The answer to the first question is a resounding yes. The answer to the second question is a definite maybe.
“Living costs are high, but you can definitely save money,” says one recently ex-Goldman trader. “You’re working long hours and you don’t take much holiday, so you end up putting money aside. That said, it’s impossible to save enough to actually buy anywhere near work. Most people just save so that they can buy somewhere in the future.”
With even a studio apartment in Central London costing £454k, the bankers we spoke to said no one buys their own place unless they’re helped out by parents.

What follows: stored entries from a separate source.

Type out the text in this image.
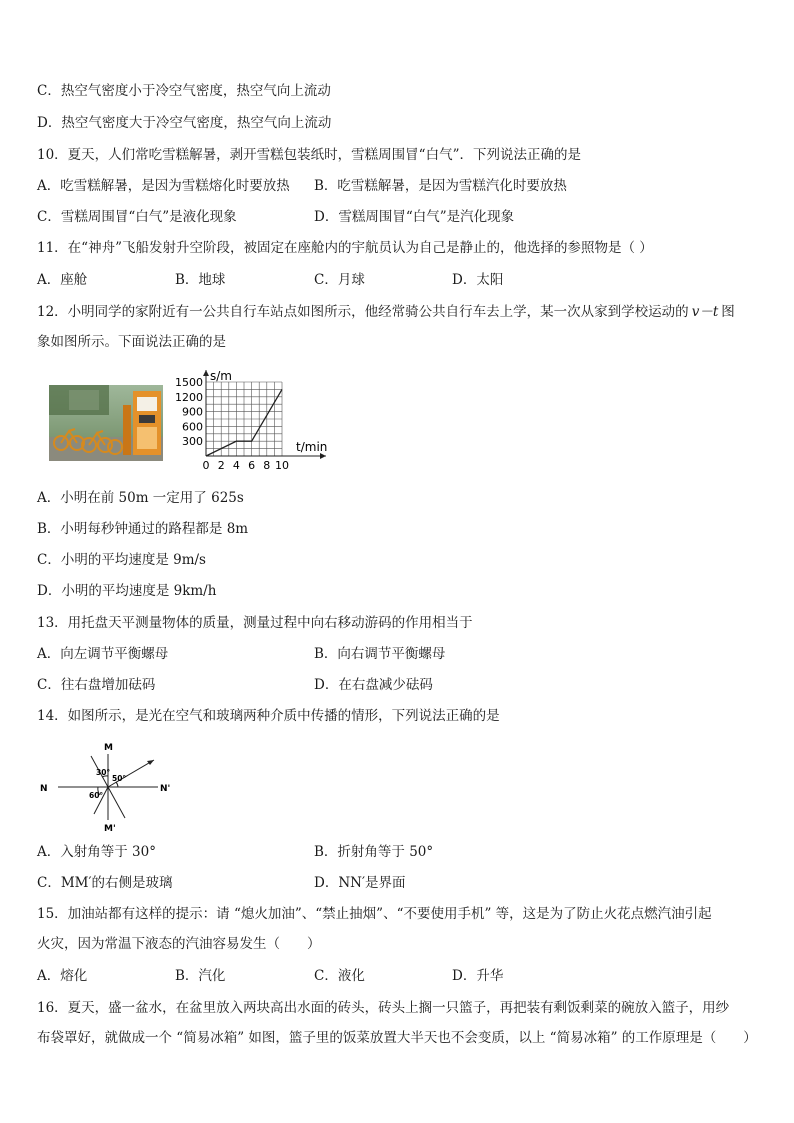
C．热空气密度小于冷空气密度，热空气向上流动
D．热空气密度大于冷空气密度，热空气向上流动
10．夏天，人们常吃雪糕解暑，剥开雪糕包装纸时，雪糕周围冒“白气”．下列说法正确的是
A．吃雪糕解暑，是因为雪糕熔化时要放热 B．吃雪糕解暑，是因为雪糕汽化时要放热
C．雪糕周围冒“白气”是液化现象	D．雪糕周围冒“白气”是汽化现象
11．在“神舟”飞船发射升空阶段，被固定在座舱内的宇航员认为自己是静止的，他选择的参照物是（ ）
A．座舱	B．地球	C．月球	D．太阳
12．小明同学的家附近有一公共自行车站点如图所示，他经常骑公共自行车去上学，某一次从家到学校运动的 v－t 图
象如图所示。下面说法正确的是
0 2 4 6 8 10
300
600
900
1200
1500 s/m
t/min
A．小明在前 50m 一定用了 625s
B．小明每秒钟通过的路程都是 8m
C．小明的平均速度是 9m/s
D．小明的平均速度是 9km/h
13．用托盘天平测量物体的质量，测量过程中向右移动游码的作用相当于
A．向左调节平衡螺母	B．向右调节平衡螺母
C．往右盘增加砝码	D．在右盘减少砝码
14．如图所示，是光在空气和玻璃两种介质中传播的情形，下列说法正确的是
M
M'
N	N'
30°
50°
60°
A．入射角等于 30°	B．折射角等于 50°
C．MM′的右侧是玻璃	D．NN′是界面
15．加油站都有这样的提示：请 “熄火加油”、“禁止抽烟”、“不要使用手机” 等，这是为了防止火花点燃汽油引起
火灾，因为常温下液态的汽油容易发生（　　）
A．熔化	B．汽化	C．液化	D．升华
16．夏天，盛一盆水，在盆里放入两块高出水面的砖头，砖头上搁一只篮子，再把装有剩饭剩菜的碗放入篮子，用纱
布袋罩好，就做成一个 “简易冰箱” 如图，篮子里的饭菜放置大半天也不会变质，以上 “简易冰箱” 的工作原理是（　　）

Instead, most young bankers try to live frugally and have a large enough deposit once they’re five or six years in – at senior associate and vice president level.
“I got a couple of good bonuses in my associate years and they enabled me to buy a very, very small place near to work,” says one saleswoman. “I was lucky though – most people take longer, and if you’re being dragged towards people with higher spending power than you, it’s almost impossible to save. You need to keep living like your uni friends who are working in other industries.”
One of the analysts we spoke to said she’s living with her parents. “I am saving – much more than I would if I worked in any other sector,” she told us.
An executive director at Goldman Sachs told he’s saved, “a reasonable amount” over a seven year period: “I bought a flat three years ago, I travel a lot and I still have a good amount of savings.”
He says saving money in banking is, “a question of lifestyle and how good you are at managing your money. – I am not frugal but I am not extravagant either. Not all my earnings are eaten up by my own cost of living; so I have managed to save money nearly every month since I started as a graduate. Some people are extravagant and careless with their money, so they don’t save anything.”
Sam Polk, the ex-BofA trader who wrote about getting addicted to money while working on Wall Street said of course you can save when you’re working in banking – that’s the whole point. “The thing about Wall Street is that while you think about money all the time (how big your bonus is going to be), you never have to worry about it in the way that regular folks do. After that first bonus, you basically always have a cushion, and within a few years there’s basically nothing, except houses, that you can’t afford.”